Her grandmother tells her at a young age that her beauty is a danger to her:
“Forget that you’re a woman, don’t dress like a woman, don’t move like a woman, cut your hair, don’t look at yourself in the mirror, ruin your hands, burn your skin, don’t ever wish to be beautiful, don’t try to please anyone, you mustn’t please even yourself. You have to inspire disgust, and then they’ll leave you alone…”
It is only when she arrives as the young Bride that she allows herself to feel like a woman again, encouraged by, first of all, the Daughter, who teaches her to masturbate. This is followed by a sexual encounter with the Mother, who herself possesses beauty of great power – an index of the ‘incidents’ it has caused follows. (The Father limits his input to taking her to a brothel). As its title suggests, the novel is also an erotic story (when the writer is asked what attracts her to writing about sex, she replies, “That it’s difficult”) where sex is seen as a liberating force.
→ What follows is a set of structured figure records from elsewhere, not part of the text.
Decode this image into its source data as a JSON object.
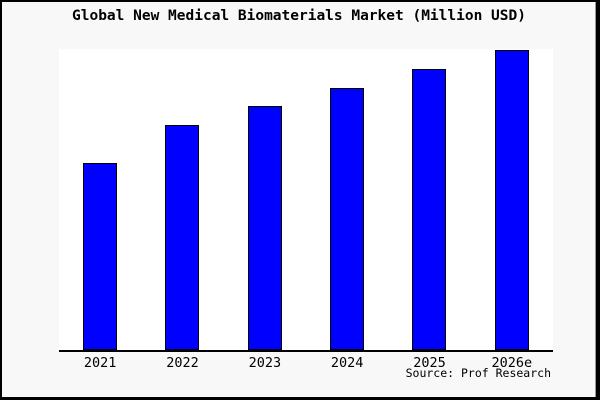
{
  "chart_data": {
    "type": "bar",
    "title": "Global New Medical Biomaterials Market (Million USD)",
    "categories": [
      "2021",
      "2022",
      "2023",
      "2024",
      "2025",
      "2026e"
    ],
    "values_relative_pct_of_tallest": [
      62.5,
      75,
      81.3,
      87.5,
      93.7,
      100
    ],
    "value_axis_note": "y-axis is unlabeled (no ticks or gridlines); values are bar heights relative to the tallest bar (2026e = 100)",
    "xlabel": "",
    "ylabel": "",
    "grid": false,
    "legend": "none",
    "bar_color": "#0000ff",
    "bar_edge_color": "#000000",
    "plot_background": "#ffffff",
    "figure_background": "#f8f8f8",
    "frame_color": "#000000",
    "source_label": "Source: Prof Research"
  }
}
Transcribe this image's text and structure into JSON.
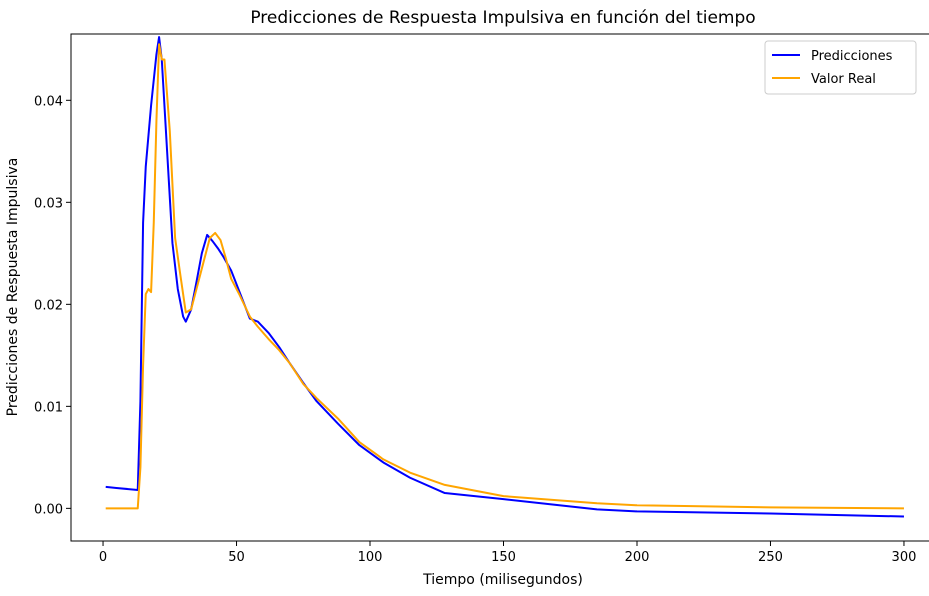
{
  "chart_data": {
    "type": "line",
    "title": "Predicciones de Respuesta Impulsiva en función del tiempo",
    "xlabel": "Tiempo (milisegundos)",
    "ylabel": "Predicciones de Respuesta Impulsiva",
    "xlim": [
      -12,
      312
    ],
    "ylim": [
      -0.0032,
      0.0465
    ],
    "xticks": [
      0,
      50,
      100,
      150,
      200,
      250,
      300
    ],
    "xtick_labels": [
      "0",
      "50",
      "100",
      "150",
      "200",
      "250",
      "300"
    ],
    "yticks": [
      0,
      0.01,
      0.02,
      0.03,
      0.04
    ],
    "ytick_labels": [
      "0.00",
      "0.01",
      "0.02",
      "0.03",
      "0.04"
    ],
    "grid": false,
    "legend_position": "top-right",
    "series": [
      {
        "name": "Predicciones",
        "color": "#0000ff",
        "x": [
          1,
          5,
          13,
          14,
          15,
          16,
          18,
          20,
          21,
          22,
          24,
          26,
          28,
          30,
          31,
          33,
          35,
          37,
          39,
          41,
          43,
          45,
          48,
          51,
          55,
          58,
          62,
          66,
          70,
          75,
          80,
          88,
          96,
          105,
          115,
          128,
          150,
          185,
          200,
          250,
          300
        ],
        "y": [
          0.0021,
          0.002,
          0.0018,
          0.0105,
          0.028,
          0.0335,
          0.0395,
          0.0445,
          0.0462,
          0.044,
          0.035,
          0.026,
          0.0215,
          0.0188,
          0.0183,
          0.0195,
          0.0222,
          0.025,
          0.0268,
          0.0262,
          0.0255,
          0.0247,
          0.0233,
          0.0213,
          0.0186,
          0.0183,
          0.0172,
          0.0158,
          0.0142,
          0.0123,
          0.0105,
          0.0083,
          0.0062,
          0.0045,
          0.003,
          0.0015,
          0.0009,
          -0.0001,
          -0.0003,
          -0.0005,
          -0.0008
        ]
      },
      {
        "name": "Valor Real",
        "color": "#ffa500",
        "x": [
          1,
          12,
          13,
          14,
          15,
          16,
          17,
          18,
          19,
          20,
          21,
          22,
          23,
          24,
          25,
          27,
          29,
          31,
          33,
          35,
          37,
          38,
          40,
          42,
          44,
          46,
          48,
          51,
          55,
          58,
          62,
          66,
          70,
          75,
          80,
          88,
          96,
          105,
          115,
          128,
          150,
          185,
          200,
          250,
          300
        ],
        "y": [
          0,
          0,
          0,
          0.004,
          0.014,
          0.021,
          0.0215,
          0.0212,
          0.028,
          0.038,
          0.0455,
          0.044,
          0.044,
          0.0405,
          0.037,
          0.0265,
          0.0228,
          0.0192,
          0.0195,
          0.0215,
          0.0235,
          0.0245,
          0.0265,
          0.027,
          0.0263,
          0.0245,
          0.0225,
          0.021,
          0.0188,
          0.0178,
          0.0166,
          0.0155,
          0.0142,
          0.0122,
          0.0108,
          0.0088,
          0.0065,
          0.0048,
          0.0035,
          0.0023,
          0.0012,
          0.0005,
          0.0003,
          0.0001,
          0
        ]
      }
    ]
  }
}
The contemporary female writer telling the story of a young woman’s coming of age set in a now-distant past couldn’t help but remind me of Elena Ferrante, but what we have is in fact a riposte to Ferrante’s work:
“I’ve never though the job of writing could be resolved by wrapping one’s own affairs up in a literary package, employing the painful stratagem of changing the names and sometimes the sequence of events when, instead, the more proper sense of what we can do has always seemed to me to put between our life and what we write a magnificent distance that, produced first by the imagination, then filled in by craft and dedication, carries us to a place where worlds, non-existent before, appear.”
This is what gives The Young Bride its fable-like quality, its refusal to entirely imitate reality, moving in single sentence from the everyday detail to the echo of a dream. It is both enticing and elusive at the same time, leaving the reader seduced but also teased, delivering a series of climaxes but never satisfying. As it says at the end:
“The young Bride knew the answer with absolute precision but she kept it to herself.
“Here I ask the questions, she said.”